KR20030058278A - Unit pixel layout in CMOS image sensor - Google Patents

Abstract

PURPOSE: A unit pixel layout of a CMOS image sensor is provided to be capable of maximizing charge transfer efficiency and data conversion gain and improving sensitivity of vertical and horizontal directions. CONSTITUTION: A unit pixel is provided with a photodiode(301) having an octangular shape. A gate(302) of a transfer transistor is formed to connect one side of the octangular shape. Metal interconnections are formed on the photodiode, wherein the virtual inner region of the metal interconnection has an octangular shape. A color filter and a microlens are sequentially stacked on the photodiode(301). At this time, the color filter and the microlens have a rhombic shape, wherein the length of vertical and horizontal directions is longer than that of one side of the rhombic shape.

Description

Unit pixel layout in CMOS image sensor

The present invention relates to a CMOS image sensor integrated using complementary metal oxide semiconductor (CMOS) technology, and more particularly, to a layout of a structure suitable for improving image quality by maximizing photoelectric transfer efficiency and data conversion gain. CMOS image sensor unit pixel with

CMOS image sensor is not only a growth in the conventional image sensor market mainly focused on analog or digital TV or video, but also digital electric still camera according to the development of computer industry and communication industry. Demand is expected to grow in proportion to the growth of PC cameras, digital camcorders, and personal communication systems (PCS), as well as video game devices, security cameras, and medical micros. Demand is also expected to increase in the fields of micro cameras and HDTVs.

1 is a unit pixel circuit diagram of a conventional CMOS image sensor.

As shown in FIG. 1, a unit pixel includes one photodiode 110 and four NMOS transistors 120, 130, 140, and 150. The four NMOS transistors are a transfer transistor 120 for transporting the photocharges collected from the photodiode 110 to the floating node 160, and the potential of the node is set to discharge a charge to a desired value to discharge the charge to the floating node 160. A reset transistor 130 for resetting, a drive transistor 140 serving as a source follower buffer amplifier, and a select transistor 150 enabling addressing as a switching role. It consists of. Unexplained reference numeral 170 denotes a load transistor.

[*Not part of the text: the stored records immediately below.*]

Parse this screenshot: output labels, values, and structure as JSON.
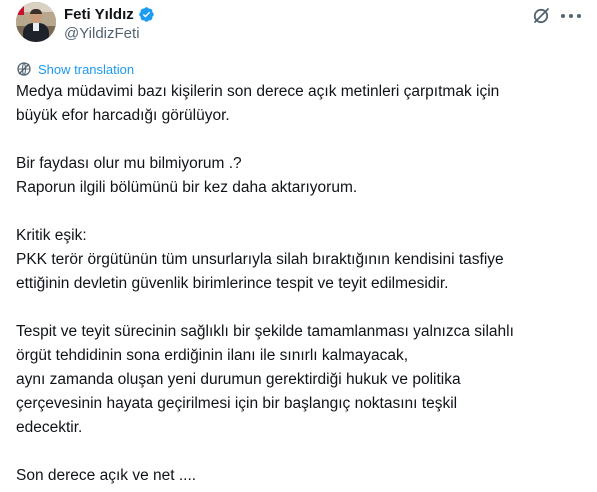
{
  "author": {
    "name": "Feti Yıldız",
    "handle": "@YildizFeti",
    "verified": true
  },
  "translate": {
    "label": "Show translation"
  },
  "icons": {
    "verified": "verified-badge-icon",
    "grok": "grok-icon",
    "more": "more-icon",
    "translate": "globe-translate-icon"
  },
  "colors": {
    "text": "#0f1419",
    "secondary": "#536471",
    "accent": "#1d9bf0"
  },
  "tweet": {
    "paragraphs": [
      [
        "Medya müdavimi bazı kişilerin son derece açık metinleri çarpıtmak için",
        "büyük efor harcadığı görülüyor."
      ],
      [
        "Bir faydası olur mu bilmiyorum .?",
        "Raporun ilgili bölümünü bir kez daha aktarıyorum."
      ],
      [
        "Kritik eşik:",
        "PKK terör örgütünün tüm unsurlarıyla silah bıraktığının kendisini tasfiye",
        "ettiğinin devletin güvenlik birimlerince tespit ve teyit edilmesidir."
      ],
      [
        "Tespit ve teyit sürecinin sağlıklı bir şekilde tamamlanması yalnızca silahlı",
        "örgüt tehdidinin sona erdiğinin ilanı ile sınırlı kalmayacak,",
        "aynı zamanda oluşan yeni durumun gerektirdiği hukuk ve politika",
        "çerçevesinin hayata geçirilmesi için bir başlangıç noktasını teşkil",
        "edecektir."
      ],
      [
        "Son derece açık ve net ...."
      ]
    ]
  }
}
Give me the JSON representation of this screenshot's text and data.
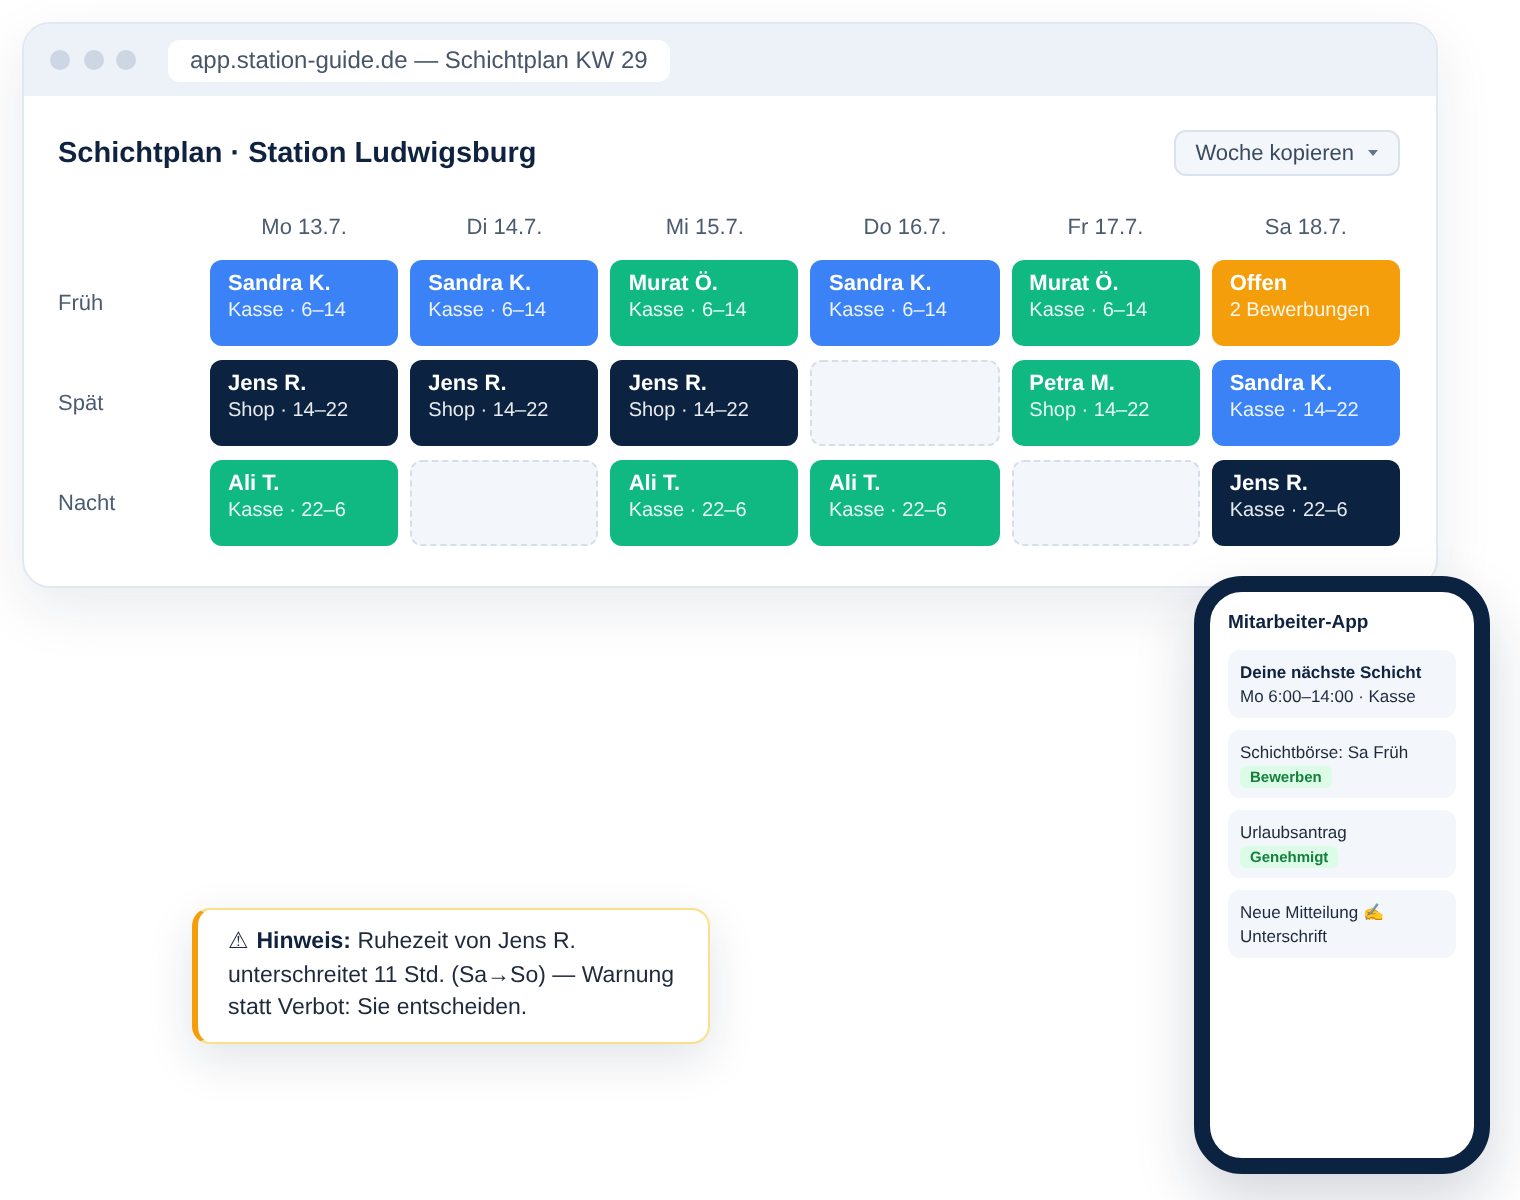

2 shows a unit pixel layout according to the prior art.

2A shows a relationship between an isolation defining an active region in which a photodiode and a diffusion region is to be formed, and a polysilicon line constituting a gate of each transistor.

Referring to FIG. 2A, the photodiode region 201 has a square shape, and the gate polysilicon 202 of the transfer transistor is in contact with one side of the photodiode.

The floating diffusion region 203 is laid out by contacting the other side of the gate polysilicon 202 of the transfer transistor by bending 90 degrees from the y (+) axis direction to the x (-) axis direction, and of the gate polysilicon 204 of the reset transistor. It comes in contact with one side.

The other side of the gate polysilicon 204 of the reset transistor is formed in contact with the drain diffusion region 205, the drain diffusion region 205 is formed by bending 90 degrees in the y (-) axis direction in the x (-) axis direction, and then drive One side of the gate polysilicon 206 of the transistor is in contact.

Subsequently, the gate polysilicon 208 of the select transistor is formed in the same direction, between the other side of the gate polysilicon 206 of the drive transistor and the gate polysilicon 208 of the select transistor, and the gate polysilicon 208 of the select transistor. Source / drain diffusion regions 207 and 209 are formed on the other side.

As described above, in the conventional CMOS image sensor unit pixel, since the photodiode region 201 that the light is incident to form the photocharge is square, the photoelectric charge transfer efficiency is lowered.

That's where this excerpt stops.